Filme do Dia: O Retrato de Jennie (1948), William Dieterle

O Retrato de Jennie (Portrait of Jennie,EUA, 1948). Direção: William Dieterle. Rot. Adaptado: Paul Osborne, Peter Berneis & Leonard Bercovici, a partir do romance de Robert Nathan. Fotografia: Joseph H. August. Música: Dimitri Tiomkin. Montagem: William Gordon. Dir. de arte: J. McMillan Johnson. Cenografia: Claude E. Carpenter. Figurinos: Lucinda Ballard. Com: Joseph Cotten, Jennifer Jones, Ethel Barrymore, Lilian Gish, Cecil Kellaway, David Wayne, Albert Sharp, Henry Hull.
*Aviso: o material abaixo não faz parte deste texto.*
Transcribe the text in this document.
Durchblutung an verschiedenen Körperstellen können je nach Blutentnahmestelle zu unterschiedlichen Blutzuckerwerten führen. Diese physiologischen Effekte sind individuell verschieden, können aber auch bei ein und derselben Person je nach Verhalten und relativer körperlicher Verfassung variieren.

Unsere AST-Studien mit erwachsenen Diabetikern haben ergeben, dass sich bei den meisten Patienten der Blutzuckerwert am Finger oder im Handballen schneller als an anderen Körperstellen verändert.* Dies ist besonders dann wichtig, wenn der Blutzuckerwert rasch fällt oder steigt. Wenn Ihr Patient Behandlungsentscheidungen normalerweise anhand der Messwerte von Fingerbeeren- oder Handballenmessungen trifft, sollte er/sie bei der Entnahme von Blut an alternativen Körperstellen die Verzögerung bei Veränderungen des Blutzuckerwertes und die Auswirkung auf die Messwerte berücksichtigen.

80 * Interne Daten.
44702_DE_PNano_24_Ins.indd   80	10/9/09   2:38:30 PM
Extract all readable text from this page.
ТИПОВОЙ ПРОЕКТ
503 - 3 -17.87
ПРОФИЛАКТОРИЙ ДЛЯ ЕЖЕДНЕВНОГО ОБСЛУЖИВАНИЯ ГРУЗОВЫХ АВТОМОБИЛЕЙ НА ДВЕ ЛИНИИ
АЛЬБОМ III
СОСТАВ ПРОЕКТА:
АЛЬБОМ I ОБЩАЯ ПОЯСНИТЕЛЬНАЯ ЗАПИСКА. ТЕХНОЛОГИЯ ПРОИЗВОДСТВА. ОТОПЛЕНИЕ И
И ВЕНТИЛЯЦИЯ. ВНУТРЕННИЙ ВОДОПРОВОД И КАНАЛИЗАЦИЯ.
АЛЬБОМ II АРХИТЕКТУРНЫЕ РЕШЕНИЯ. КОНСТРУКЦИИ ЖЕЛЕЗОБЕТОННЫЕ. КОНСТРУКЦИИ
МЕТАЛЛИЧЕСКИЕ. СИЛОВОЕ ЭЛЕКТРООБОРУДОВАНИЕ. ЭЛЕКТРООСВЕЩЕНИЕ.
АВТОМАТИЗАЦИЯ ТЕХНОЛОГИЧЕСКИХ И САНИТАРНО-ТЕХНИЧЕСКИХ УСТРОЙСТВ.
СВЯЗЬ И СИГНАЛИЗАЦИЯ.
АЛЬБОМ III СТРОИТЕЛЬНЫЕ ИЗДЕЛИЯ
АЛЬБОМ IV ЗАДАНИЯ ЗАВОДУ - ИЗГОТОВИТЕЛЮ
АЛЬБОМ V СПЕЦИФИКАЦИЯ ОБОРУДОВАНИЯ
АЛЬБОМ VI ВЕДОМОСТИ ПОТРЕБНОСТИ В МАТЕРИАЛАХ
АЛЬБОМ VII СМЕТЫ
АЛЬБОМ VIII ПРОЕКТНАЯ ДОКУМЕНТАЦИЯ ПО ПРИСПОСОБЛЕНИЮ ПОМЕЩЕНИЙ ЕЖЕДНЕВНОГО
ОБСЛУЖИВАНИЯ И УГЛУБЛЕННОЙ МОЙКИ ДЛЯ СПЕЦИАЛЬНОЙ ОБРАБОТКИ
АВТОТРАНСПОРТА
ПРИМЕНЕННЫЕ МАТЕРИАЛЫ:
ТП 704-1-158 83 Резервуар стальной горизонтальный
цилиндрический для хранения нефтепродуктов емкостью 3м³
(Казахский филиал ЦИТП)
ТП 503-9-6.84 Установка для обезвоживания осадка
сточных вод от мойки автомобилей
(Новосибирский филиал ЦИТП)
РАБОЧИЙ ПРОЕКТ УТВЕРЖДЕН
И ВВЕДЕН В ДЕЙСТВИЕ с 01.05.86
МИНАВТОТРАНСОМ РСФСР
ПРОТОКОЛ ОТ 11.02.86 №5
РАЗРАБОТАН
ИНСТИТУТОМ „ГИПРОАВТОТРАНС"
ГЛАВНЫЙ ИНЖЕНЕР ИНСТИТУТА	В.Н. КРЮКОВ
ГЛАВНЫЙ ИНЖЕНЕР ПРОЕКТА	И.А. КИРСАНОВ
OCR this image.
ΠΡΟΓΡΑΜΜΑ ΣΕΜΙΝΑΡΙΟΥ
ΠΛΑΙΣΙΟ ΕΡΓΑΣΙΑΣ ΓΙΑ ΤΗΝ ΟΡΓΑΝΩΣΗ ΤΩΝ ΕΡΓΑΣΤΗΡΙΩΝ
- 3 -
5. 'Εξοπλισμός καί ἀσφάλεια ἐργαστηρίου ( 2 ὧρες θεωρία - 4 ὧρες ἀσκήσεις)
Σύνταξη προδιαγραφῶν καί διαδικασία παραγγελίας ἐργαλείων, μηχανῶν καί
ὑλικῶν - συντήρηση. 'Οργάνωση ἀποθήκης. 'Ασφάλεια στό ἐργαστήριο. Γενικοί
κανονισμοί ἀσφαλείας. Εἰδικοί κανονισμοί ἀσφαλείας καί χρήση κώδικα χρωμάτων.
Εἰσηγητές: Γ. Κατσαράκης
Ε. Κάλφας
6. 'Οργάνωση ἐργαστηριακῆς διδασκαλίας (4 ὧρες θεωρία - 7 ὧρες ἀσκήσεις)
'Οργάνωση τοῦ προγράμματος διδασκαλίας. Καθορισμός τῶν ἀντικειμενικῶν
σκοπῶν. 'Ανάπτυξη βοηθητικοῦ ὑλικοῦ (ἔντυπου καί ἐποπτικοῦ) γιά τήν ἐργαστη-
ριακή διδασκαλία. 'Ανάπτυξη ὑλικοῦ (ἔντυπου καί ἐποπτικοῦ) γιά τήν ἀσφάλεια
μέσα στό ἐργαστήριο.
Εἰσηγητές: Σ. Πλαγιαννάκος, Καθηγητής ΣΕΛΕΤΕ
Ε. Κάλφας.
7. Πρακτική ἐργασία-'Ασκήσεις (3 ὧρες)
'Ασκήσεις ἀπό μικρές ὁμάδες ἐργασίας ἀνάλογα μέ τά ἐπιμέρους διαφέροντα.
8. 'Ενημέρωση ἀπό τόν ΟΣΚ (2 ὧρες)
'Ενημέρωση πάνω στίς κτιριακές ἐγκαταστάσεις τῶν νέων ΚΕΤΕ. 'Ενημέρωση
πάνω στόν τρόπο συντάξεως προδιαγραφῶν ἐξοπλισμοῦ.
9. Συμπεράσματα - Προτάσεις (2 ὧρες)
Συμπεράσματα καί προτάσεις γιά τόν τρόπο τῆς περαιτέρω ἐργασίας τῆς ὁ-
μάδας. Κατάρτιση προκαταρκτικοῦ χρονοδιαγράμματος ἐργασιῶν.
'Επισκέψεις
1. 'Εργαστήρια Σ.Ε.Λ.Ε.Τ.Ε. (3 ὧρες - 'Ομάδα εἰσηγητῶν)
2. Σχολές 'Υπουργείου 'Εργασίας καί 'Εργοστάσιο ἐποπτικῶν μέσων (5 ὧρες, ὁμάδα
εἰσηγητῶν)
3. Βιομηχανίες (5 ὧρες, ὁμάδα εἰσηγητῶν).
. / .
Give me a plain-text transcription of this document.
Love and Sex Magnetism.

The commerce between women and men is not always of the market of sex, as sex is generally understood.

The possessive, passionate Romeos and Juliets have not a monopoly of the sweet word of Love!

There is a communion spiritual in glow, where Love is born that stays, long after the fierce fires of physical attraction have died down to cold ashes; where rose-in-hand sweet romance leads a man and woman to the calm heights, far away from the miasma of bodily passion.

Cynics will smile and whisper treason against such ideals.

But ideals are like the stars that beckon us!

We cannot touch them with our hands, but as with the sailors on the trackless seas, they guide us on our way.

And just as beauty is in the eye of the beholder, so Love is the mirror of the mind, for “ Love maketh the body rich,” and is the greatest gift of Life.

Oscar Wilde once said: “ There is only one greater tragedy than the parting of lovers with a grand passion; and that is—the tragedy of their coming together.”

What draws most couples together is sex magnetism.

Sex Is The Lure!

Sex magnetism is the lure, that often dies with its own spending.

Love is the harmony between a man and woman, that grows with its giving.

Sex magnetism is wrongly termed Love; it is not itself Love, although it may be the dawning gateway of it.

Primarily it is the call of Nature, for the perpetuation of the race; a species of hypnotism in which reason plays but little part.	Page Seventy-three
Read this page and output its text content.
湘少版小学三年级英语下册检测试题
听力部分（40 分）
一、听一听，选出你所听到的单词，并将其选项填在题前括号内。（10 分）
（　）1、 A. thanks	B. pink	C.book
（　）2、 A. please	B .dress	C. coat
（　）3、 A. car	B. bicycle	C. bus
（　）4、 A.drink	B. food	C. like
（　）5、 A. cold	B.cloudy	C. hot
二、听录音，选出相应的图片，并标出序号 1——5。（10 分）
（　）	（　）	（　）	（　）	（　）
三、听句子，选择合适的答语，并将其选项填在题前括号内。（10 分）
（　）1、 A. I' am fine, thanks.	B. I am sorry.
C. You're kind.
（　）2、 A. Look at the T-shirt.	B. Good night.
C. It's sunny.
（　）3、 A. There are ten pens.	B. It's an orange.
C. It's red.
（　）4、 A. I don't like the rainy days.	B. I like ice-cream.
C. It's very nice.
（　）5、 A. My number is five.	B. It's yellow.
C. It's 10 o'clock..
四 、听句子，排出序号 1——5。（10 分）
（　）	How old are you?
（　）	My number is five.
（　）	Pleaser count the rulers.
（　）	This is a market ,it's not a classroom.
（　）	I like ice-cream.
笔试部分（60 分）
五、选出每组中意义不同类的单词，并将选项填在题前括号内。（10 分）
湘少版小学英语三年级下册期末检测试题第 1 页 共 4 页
Nova York, 1934. Eben Adams (Cotton) é um artista idealista no inverno nova-iorquino sem dinheiro sequer para quitar seu aluguel. A situação muda de figura quando conhece a jovem Jeennie (Jones), que desenha o retrato e apresenta a Srta. Spinney (Barrymore), comerciante de arte, que percebe nos traços do desenhista algo ausente no que apresentara anterioremente a ela, demasiado destituído de vida e clichê. Ele volta a encontrar Jennie em várias ocasiões. Aos poucos Adams fica sabendo que Jennie é uma garota que vivera em outra época e de uma de suas professoras do internato de freiras, Mary of Mercy (Gish) onde foi morar após a morte de ambos os pais trapezistas em um acidente de circo, que se encontra morta.  Ao saber que ela morrera poucos dias após e alguns anos antes na Nova Inglaterra, Adams vai até o local de seu desaparecimento em meio a uma tempestade e volta a vê-la uma última vez, porém ninguém do vilarejo afirma ter havido qualquer outro aluguel de barca naquela noite também tempestuosa.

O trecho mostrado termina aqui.